Background: Epithelial ovarian cancer (EOC) is an aggressive and heterogeneous disease. <10% of EOC demonstrate HER2/neu 3+ receptor over-expression. However, moderate to low (i.e., 2+ and 1+) HER2/neu expression is reported in up to 50% of EOC. The objective of this study was to compare the anti-tumor activity of SYD985, a novel HER2-targeting antibody-drug conjugate (ADC), to trastuzumab emtansine (T-DM1) in EOC models with differential HER2/neu expression.

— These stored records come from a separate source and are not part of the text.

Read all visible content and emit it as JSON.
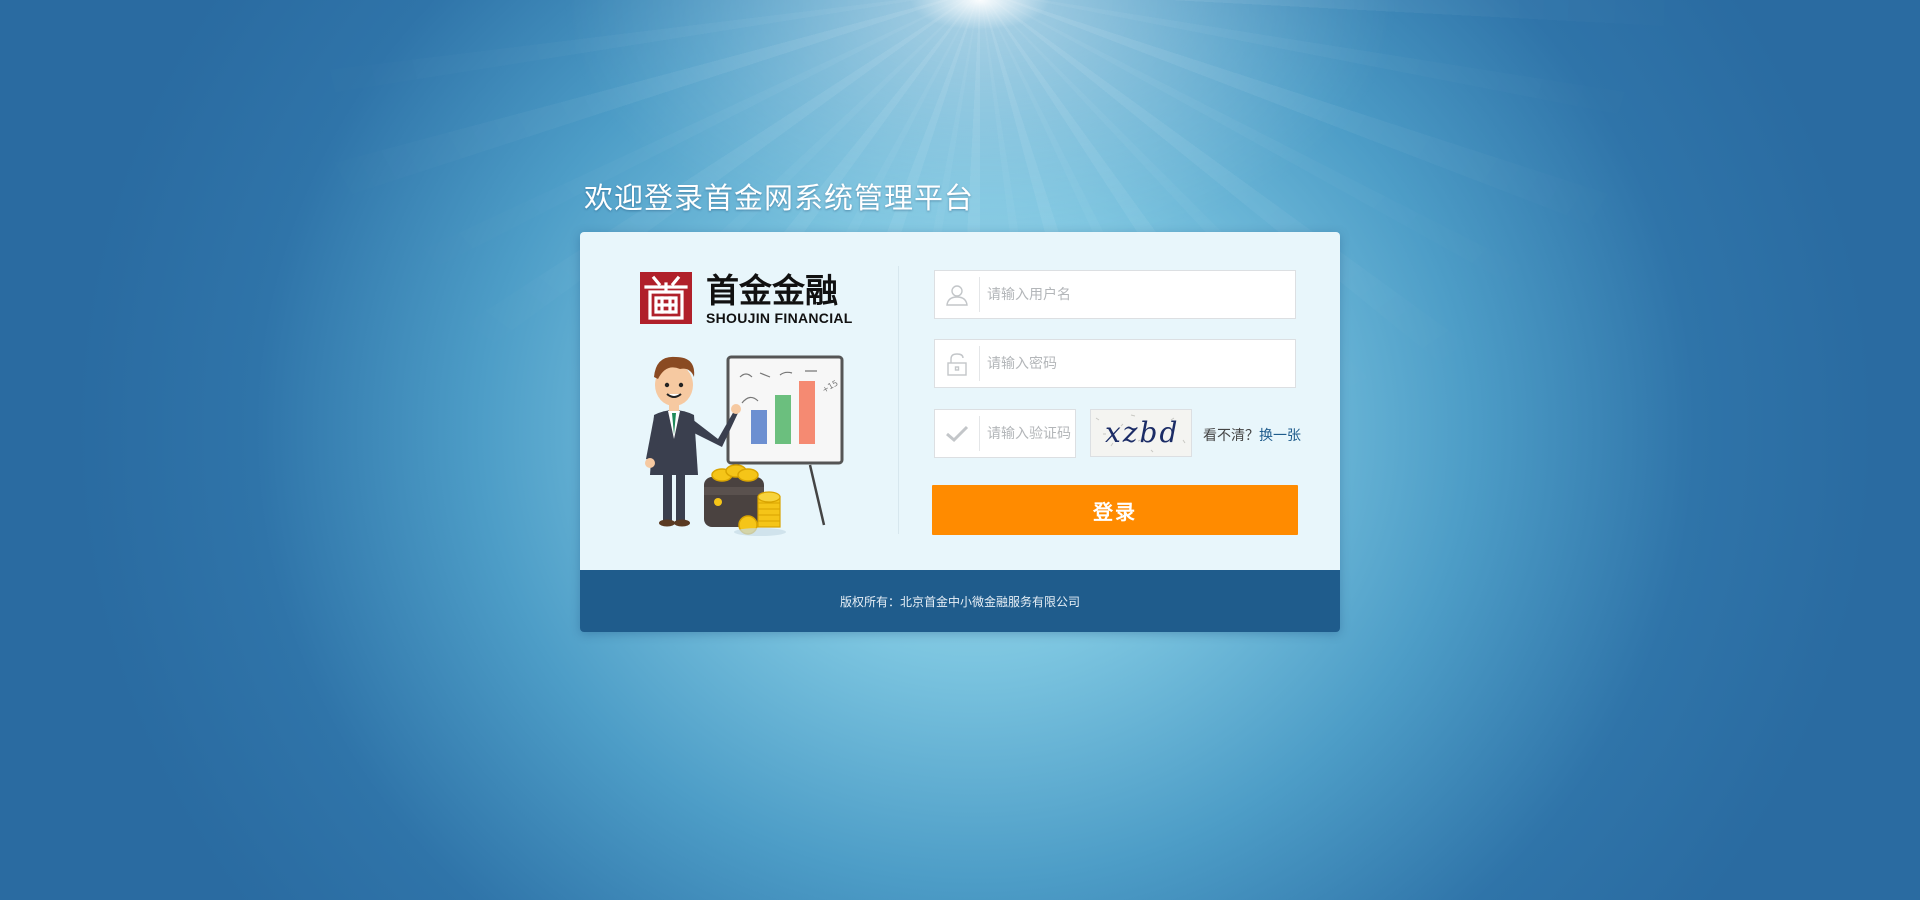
{
  "page": {
    "title": "欢迎登录首金网系统管理平台"
  },
  "brand": {
    "name_cn": "首金金融",
    "name_en": "SHOUJIN FINANCIAL",
    "seal_char": "首",
    "seal_color": "#b0202a"
  },
  "form": {
    "username": {
      "placeholder": "请输入用户名",
      "value": "",
      "icon": "user-icon"
    },
    "password": {
      "placeholder": "请输入密码",
      "value": "",
      "icon": "lock-icon"
    },
    "captcha_input": {
      "placeholder": "请输入验证码",
      "value": "",
      "icon": "check-icon"
    },
    "captcha_image_text": "xzbd",
    "refresh_prompt": "看不清？",
    "refresh_link": "换一张",
    "login_button": "登录"
  },
  "footer": {
    "copyright": "版权所有：北京首金中小微金融服务有限公司"
  },
  "colors": {
    "button": "#ff8b00",
    "footer": "#1f5c8c",
    "card": "#e8f6fb",
    "link": "#1f5c8c"
  }
}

Methods: The cytotoxicity of SYD985 and T-DM1 was evaluated using ten primary EOC cell lines with 0/1+, 2+, and 3+ HER2/neu expression in antibody-dependent cellular cytotoxicity (ADCC), proliferation, viability and bystander killing experiments. Finally, the in vivo activity of SYD985 and T-DM1 was also studied in ovarian cancer xenografts.

Results: SYD985 and T-DM1 induced similar ADCC in the presence of peripheral blood lymphocytes (PBL) against EOC cell lines with differential HER2/neu expression. In contrast, SYD985 was 3 to 42 fold more cytotoxic in the absence of PBL when compared to T-DM1 (p<0.0001). Unlike T-DM1, SYD985 induced efficient bystander killing of HER2/neu 0/1+ tumor cells when admixed with HER2/neu 3+ EOC cells. In vivo studies confirmed that SYD985 is significantly more active than T-DM1 against HER2/neu 3+ EOC xenografts.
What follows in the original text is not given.